Nanny Maisy Edmonds is furious when a stranger tries to take her orphaned little charge - stealing a shockingly explicit kiss from her into the bargain! Can infamous tycoon Alexei Ranaevsky really be the child's godfather? Installed in Alexei's remote Italian villa, Maisy is intent on protecting little Kostya - and nothing else...
Alexei's childhood-turned-nightmare means he allows himself no emotional attachments. But Maisy's beguiling sweetness has the uncompromising Russian determined to seduce her down from her inexperienced pedestal..."
This is Lucy Ellis's first book, I believe she was runner-up in 2010's New Voices competition. That's pretty impressive. I have been looking forward to reading this book.

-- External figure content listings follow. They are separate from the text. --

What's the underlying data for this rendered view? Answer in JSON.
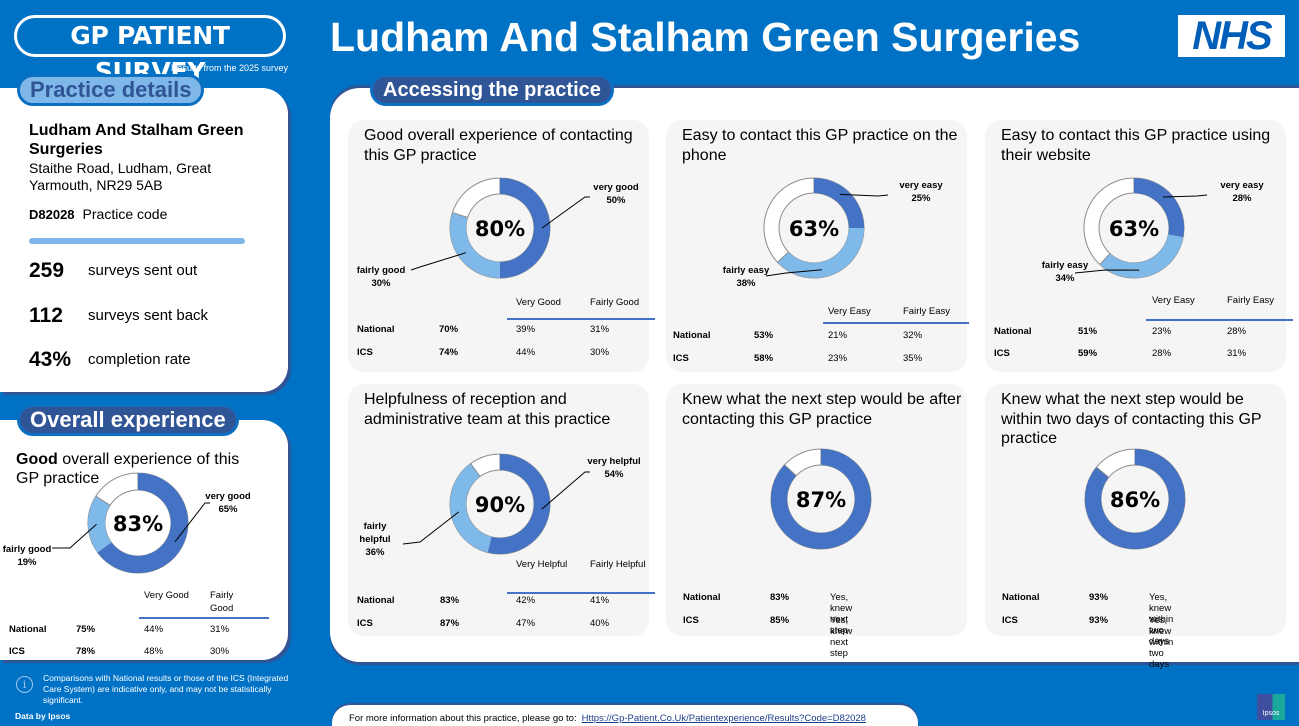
{
  "header": {
    "survey_logo": "GP PATIENT SURVEY",
    "survey_subtitle": "Results from the 2025 survey",
    "title": "Ludham And Stalham Green Surgeries",
    "nhs_logo": "NHS"
  },
  "practice": {
    "section_label": "Practice details",
    "name": "Ludham And Stalham Green Surgeries",
    "address": "Staithe Road, Ludham, Great Yarmouth, NR29 5AB",
    "code": "D82028",
    "code_label": "Practice code",
    "stats": [
      {
        "value": "259",
        "label": "surveys sent out"
      },
      {
        "value": "112",
        "label": "surveys sent back"
      },
      {
        "value": "43%",
        "label": "completion rate"
      }
    ]
  },
  "overall": {
    "section_label": "Overall experience",
    "title_bold": "Good",
    "title_rest": " overall experience of this GP practice"
  },
  "disclaimer": "Comparisons with National results or those of the ICS (Integrated Care System) are indicative only, and may not be statistically significant.",
  "data_by": "Data by Ipsos",
  "accessing": {
    "section_label": "Accessing the practice"
  },
  "footer": {
    "text": "For more information about this practice, please go to:",
    "link": "Https://Gp-Patient.Co.Uk/Patientexperience/Results?Code=D82028"
  },
  "ipsos_logo": "Ipsos",
  "colors": {
    "background": "#0072c6",
    "primary_segment": "#4472c4",
    "secondary_segment": "#7fb9e9",
    "pill_dark": "#2f5597",
    "pill_light": "#7fb8e8",
    "card_bg": "#f5f5f5"
  },
  "chart_data": [
    {
      "id": "overall",
      "type": "pie",
      "title": "Good overall experience of this GP practice",
      "total": "83%",
      "segments": [
        {
          "label": "very good",
          "value": 65
        },
        {
          "label": "fairly good",
          "value": 19
        }
      ],
      "columns": [
        "Very Good",
        "Fairly Good"
      ],
      "rows": [
        {
          "name": "National",
          "total": "75%",
          "values": [
            "44%",
            "31%"
          ]
        },
        {
          "name": "ICS",
          "total": "78%",
          "values": [
            "48%",
            "30%"
          ]
        }
      ]
    },
    {
      "id": "contact-overall",
      "type": "pie",
      "title": "Good overall experience of contacting this GP practice",
      "total": "80%",
      "segments": [
        {
          "label": "very good",
          "value": 50
        },
        {
          "label": "fairly good",
          "value": 30
        }
      ],
      "columns": [
        "Very Good",
        "Fairly Good"
      ],
      "rows": [
        {
          "name": "National",
          "total": "70%",
          "values": [
            "39%",
            "31%"
          ]
        },
        {
          "name": "ICS",
          "total": "74%",
          "values": [
            "44%",
            "30%"
          ]
        }
      ]
    },
    {
      "id": "phone",
      "type": "pie",
      "title": "Easy to contact this GP practice on the phone",
      "total": "63%",
      "segments": [
        {
          "label": "very easy",
          "value": 25
        },
        {
          "label": "fairly easy",
          "value": 38
        }
      ],
      "columns": [
        "Very Easy",
        "Fairly Easy"
      ],
      "rows": [
        {
          "name": "National",
          "total": "53%",
          "values": [
            "21%",
            "32%"
          ]
        },
        {
          "name": "ICS",
          "total": "58%",
          "values": [
            "23%",
            "35%"
          ]
        }
      ]
    },
    {
      "id": "website",
      "type": "pie",
      "title": "Easy to contact this GP practice using their website",
      "total": "63%",
      "segments": [
        {
          "label": "very easy",
          "value": 28
        },
        {
          "label": "fairly easy",
          "value": 34
        }
      ],
      "columns": [
        "Very Easy",
        "Fairly Easy"
      ],
      "rows": [
        {
          "name": "National",
          "total": "51%",
          "values": [
            "23%",
            "28%"
          ]
        },
        {
          "name": "ICS",
          "total": "59%",
          "values": [
            "28%",
            "31%"
          ]
        }
      ]
    },
    {
      "id": "reception",
      "type": "pie",
      "title": "Helpfulness of reception and administrative team at this practice",
      "total": "90%",
      "segments": [
        {
          "label": "very helpful",
          "value": 54
        },
        {
          "label": "fairly helpful",
          "value": 36
        }
      ],
      "columns": [
        "Very Helpful",
        "Fairly Helpful"
      ],
      "rows": [
        {
          "name": "National",
          "total": "83%",
          "values": [
            "42%",
            "41%"
          ]
        },
        {
          "name": "ICS",
          "total": "87%",
          "values": [
            "47%",
            "40%"
          ]
        }
      ]
    },
    {
      "id": "next-step",
      "type": "pie",
      "title": "Knew what the next step would be after contacting this GP practice",
      "total": "87%",
      "segments": [
        {
          "label": "yes",
          "value": 87
        }
      ],
      "rows": [
        {
          "name": "National",
          "total": "83%",
          "text": "Yes, knew next step"
        },
        {
          "name": "ICS",
          "total": "85%",
          "text": "Yes, knew next step"
        }
      ]
    },
    {
      "id": "two-days",
      "type": "pie",
      "title": "Knew what the next step would be within two days of contacting this GP practice",
      "total": "86%",
      "segments": [
        {
          "label": "yes",
          "value": 86
        }
      ],
      "rows": [
        {
          "name": "National",
          "total": "93%",
          "text": "Yes, knew within two days"
        },
        {
          "name": "ICS",
          "total": "93%",
          "text": "Yes, knew within two days"
        }
      ]
    }
  ]
}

The hero Alexei and the heroine Maisy meet when Alexei rushes in to claim to his godson after the death of the little boy's parents. Maisy has been looking after him since he was born after his mother, Maisy's best friend, struggled to cope. She begs Alexei to let her stay with the baby. Alexei agrees both for the baby's benefit and his own, as for reasons that baffle him he is entranced by Maisy. Maisy is also drawn to Alexei and this disturbs her, she doesn't have that much experience with men and knows that Alexei is not really the 'forever' type. But despite their attempts to ingore the desire between them, it's not long before they give in and begin an affair. Yet cracks soon show in their relationship, especially when it comes to Maisy's loyalty to the baby and Alexei's very busy lifestyle, and neither of them are willing to budge.
I really hoped that I would like this more than I actually did. Don't get me wrong, it is an enjoyable book but, for me, it just didn't seem to click. The plot, while very well written, is a little contrived and the pace felt a little jumpy at times. There seemed to be a lot of issues raised then forgotten about, which is frustrating. I liked the dialogue between the hero and heroine, there is a lot of it and it is very entertaining to read, but again at times this jumped around a little.

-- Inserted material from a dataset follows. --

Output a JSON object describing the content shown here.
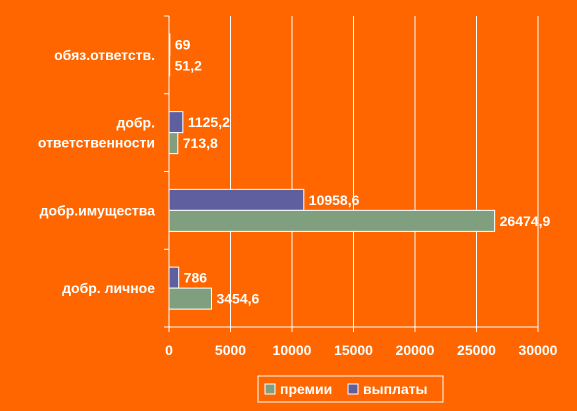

There is nothing really bad in this book, but nothing really great either. It didn't hold my attention and for a first book by an author, I was a little disappointed. Especially when I compare it to first books by other recent new authors, such as Lynn Raye Harris, Aimee Carson, Maisey Yates, and Natasha Tate, whose first books were fantastic. But, I will definitely be reading future books by Lucy Ellis, as there is something there...
This is an enjoyable book and worth a read, but one that doesn't quite reach it's potential.